Snowden has applied for temporary asylum in Russia, and Russian news agencies had reported earlier Wednesday that the Russian Federal Migration Service had issued a certificate confirming his application and permitting him to pass through Russian border control. A huge throng of reporters and camera crews gathered at the airport terminal in anticipation of Snowden's departure.
But about 6 p.m. Anatoly Kucherena, a Russian lawyer assisting Snowden with his asylum request, emerged from the transit zone and said that the certificate had not been received.
He did not cite a reason for the delay but said officials had informed him that Snowden's situation "was not a standard process" and that the paperwork needed to allow him to depart the airport.
Kucherena said he had met with Snowden and described him as being in good spirits, with plans to learn Russian. He said he had taken him the copy of Crime and Punishment.
The Federal Migration Service declined to comment on the status of Snowden's asylum request.
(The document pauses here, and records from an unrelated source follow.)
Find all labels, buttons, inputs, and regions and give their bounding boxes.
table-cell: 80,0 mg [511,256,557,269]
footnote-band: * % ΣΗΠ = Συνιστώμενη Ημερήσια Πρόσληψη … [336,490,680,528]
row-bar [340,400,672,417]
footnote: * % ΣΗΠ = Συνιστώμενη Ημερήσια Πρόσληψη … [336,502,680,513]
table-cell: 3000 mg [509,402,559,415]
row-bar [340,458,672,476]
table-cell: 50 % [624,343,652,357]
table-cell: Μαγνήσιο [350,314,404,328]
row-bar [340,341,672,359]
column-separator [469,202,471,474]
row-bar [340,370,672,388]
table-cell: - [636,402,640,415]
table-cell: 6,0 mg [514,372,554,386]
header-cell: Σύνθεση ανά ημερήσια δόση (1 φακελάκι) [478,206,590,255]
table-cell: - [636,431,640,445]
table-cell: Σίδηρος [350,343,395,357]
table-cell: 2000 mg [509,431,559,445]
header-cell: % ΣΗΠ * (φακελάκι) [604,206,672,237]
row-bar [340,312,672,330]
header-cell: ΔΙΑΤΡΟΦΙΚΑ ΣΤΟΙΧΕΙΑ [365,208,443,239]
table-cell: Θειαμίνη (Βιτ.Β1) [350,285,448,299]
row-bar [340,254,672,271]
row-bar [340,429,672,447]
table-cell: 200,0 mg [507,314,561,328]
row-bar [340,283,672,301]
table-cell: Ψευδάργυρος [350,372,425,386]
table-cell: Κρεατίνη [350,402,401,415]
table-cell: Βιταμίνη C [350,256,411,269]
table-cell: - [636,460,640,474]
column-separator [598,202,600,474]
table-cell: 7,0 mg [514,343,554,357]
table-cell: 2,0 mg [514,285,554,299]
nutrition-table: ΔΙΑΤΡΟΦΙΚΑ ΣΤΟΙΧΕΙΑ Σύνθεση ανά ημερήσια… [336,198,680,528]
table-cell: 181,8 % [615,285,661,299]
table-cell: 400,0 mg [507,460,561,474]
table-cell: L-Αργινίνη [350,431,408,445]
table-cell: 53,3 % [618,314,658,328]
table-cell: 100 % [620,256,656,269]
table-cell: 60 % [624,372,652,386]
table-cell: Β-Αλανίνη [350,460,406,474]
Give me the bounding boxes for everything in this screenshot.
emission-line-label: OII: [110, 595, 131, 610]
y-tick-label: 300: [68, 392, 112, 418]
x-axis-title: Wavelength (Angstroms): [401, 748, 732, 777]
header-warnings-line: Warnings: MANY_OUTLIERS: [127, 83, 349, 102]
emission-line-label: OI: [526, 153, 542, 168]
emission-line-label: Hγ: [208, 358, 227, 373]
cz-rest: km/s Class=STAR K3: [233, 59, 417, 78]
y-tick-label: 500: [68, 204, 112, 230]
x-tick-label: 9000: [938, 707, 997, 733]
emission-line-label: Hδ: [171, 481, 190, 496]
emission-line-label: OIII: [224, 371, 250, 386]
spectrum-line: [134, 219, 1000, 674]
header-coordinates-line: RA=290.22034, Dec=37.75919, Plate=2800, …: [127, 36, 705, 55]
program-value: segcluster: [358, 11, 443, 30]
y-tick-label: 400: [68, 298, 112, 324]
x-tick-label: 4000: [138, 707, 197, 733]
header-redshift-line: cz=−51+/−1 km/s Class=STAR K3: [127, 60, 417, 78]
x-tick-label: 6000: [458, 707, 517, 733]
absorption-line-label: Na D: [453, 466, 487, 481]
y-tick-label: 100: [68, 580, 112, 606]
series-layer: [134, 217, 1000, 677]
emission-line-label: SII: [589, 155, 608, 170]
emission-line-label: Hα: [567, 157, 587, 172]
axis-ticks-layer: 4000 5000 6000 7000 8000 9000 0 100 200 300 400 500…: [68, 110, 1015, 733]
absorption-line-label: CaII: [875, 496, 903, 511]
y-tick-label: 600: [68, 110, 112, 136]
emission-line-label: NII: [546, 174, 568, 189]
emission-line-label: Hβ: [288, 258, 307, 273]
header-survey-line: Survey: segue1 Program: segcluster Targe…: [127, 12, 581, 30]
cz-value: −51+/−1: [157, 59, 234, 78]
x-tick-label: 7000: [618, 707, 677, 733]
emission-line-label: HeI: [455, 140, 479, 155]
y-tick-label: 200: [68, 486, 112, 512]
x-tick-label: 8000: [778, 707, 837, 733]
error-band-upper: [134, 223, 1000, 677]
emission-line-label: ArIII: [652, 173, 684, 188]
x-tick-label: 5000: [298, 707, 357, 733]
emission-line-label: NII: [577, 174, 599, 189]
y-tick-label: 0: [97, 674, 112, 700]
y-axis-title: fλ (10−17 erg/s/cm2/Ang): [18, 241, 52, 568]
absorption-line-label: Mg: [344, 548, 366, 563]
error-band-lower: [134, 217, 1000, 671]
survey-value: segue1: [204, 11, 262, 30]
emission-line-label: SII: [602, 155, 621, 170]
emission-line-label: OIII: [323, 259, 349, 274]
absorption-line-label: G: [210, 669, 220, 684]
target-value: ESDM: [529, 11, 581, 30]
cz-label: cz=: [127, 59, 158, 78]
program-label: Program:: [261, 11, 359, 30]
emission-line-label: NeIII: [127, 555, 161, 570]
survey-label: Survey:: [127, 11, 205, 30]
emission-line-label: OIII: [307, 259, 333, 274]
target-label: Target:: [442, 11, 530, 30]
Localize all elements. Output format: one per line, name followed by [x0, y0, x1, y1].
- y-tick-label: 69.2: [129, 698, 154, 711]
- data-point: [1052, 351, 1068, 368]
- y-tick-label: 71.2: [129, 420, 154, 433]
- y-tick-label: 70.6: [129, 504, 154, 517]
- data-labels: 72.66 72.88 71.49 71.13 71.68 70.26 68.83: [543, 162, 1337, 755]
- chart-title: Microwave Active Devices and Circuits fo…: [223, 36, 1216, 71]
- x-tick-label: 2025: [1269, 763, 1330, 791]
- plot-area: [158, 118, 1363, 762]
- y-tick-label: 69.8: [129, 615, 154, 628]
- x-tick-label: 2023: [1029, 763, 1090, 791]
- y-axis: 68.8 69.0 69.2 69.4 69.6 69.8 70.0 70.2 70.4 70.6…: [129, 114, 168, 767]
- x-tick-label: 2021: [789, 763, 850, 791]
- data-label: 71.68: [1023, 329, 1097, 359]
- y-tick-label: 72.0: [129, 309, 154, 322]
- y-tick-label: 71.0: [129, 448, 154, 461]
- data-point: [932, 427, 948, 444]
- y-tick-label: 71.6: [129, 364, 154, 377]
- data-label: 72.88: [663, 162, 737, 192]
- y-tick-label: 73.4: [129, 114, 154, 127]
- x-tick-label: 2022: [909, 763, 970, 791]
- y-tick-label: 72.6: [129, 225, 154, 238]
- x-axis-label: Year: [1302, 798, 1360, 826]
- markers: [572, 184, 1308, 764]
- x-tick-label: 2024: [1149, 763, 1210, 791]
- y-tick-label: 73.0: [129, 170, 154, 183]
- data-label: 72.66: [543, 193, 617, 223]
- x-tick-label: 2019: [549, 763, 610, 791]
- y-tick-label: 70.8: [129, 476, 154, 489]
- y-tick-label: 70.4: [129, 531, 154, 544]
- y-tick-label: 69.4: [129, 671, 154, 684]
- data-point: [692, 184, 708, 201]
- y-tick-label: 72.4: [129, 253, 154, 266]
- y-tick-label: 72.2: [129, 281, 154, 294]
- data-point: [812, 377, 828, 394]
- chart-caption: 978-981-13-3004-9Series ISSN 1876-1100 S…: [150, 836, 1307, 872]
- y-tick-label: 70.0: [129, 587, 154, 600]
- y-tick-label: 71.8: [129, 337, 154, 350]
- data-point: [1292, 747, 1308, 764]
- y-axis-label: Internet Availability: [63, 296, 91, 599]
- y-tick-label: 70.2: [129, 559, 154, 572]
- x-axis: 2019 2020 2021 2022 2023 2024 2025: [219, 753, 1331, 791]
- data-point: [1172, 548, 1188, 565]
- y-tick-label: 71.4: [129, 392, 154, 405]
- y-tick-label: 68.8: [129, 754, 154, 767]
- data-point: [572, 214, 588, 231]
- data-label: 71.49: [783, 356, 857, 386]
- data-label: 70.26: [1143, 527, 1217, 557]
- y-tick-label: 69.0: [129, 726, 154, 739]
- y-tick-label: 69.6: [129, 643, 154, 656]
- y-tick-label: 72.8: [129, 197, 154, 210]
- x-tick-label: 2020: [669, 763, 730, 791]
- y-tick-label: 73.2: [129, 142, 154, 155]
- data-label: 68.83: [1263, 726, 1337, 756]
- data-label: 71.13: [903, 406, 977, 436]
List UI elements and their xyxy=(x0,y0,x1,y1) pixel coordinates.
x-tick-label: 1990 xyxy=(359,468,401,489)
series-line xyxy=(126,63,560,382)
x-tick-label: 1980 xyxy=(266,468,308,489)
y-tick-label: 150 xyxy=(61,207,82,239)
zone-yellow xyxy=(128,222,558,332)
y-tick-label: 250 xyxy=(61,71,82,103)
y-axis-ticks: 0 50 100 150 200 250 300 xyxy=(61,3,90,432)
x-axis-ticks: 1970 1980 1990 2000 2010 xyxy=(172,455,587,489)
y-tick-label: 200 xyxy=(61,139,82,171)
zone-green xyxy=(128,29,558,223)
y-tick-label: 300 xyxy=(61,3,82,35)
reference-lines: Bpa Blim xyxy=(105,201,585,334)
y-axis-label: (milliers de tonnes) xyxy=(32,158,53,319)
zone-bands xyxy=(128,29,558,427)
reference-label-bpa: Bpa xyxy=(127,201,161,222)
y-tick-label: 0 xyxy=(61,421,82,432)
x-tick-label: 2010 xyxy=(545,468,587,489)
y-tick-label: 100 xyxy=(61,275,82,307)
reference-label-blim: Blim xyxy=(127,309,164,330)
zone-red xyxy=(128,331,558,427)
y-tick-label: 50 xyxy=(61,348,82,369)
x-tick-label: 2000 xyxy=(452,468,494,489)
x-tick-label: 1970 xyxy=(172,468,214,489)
He has stayed at the airport's international transit zone since June 23, having flown here from Hong Kong, one step ahead of an extradition request from the United States.
While the bureaucratic process has unfolded slowly, Russian officials, including President Vladimir Putin, have made clear that they have no intention of extraditing him to the United States — a position that has infuriated the Obama administration.
Putin has insisted that Snowden's presence in Russia should not harm relations between the two countries, even as the White House has signaled that President Barack Obama, amid mounting frustration, may cancel a planned summit meeting in Moscow in September.
U.S. Secretary of State John Kerry called his Russian counterpart, Sergey Lavrov, on Wednesday to reiterate the administration's assertion that Snowden should be returned to the United States for trial, the State Department's spokeswoman, Jen Psaki, said.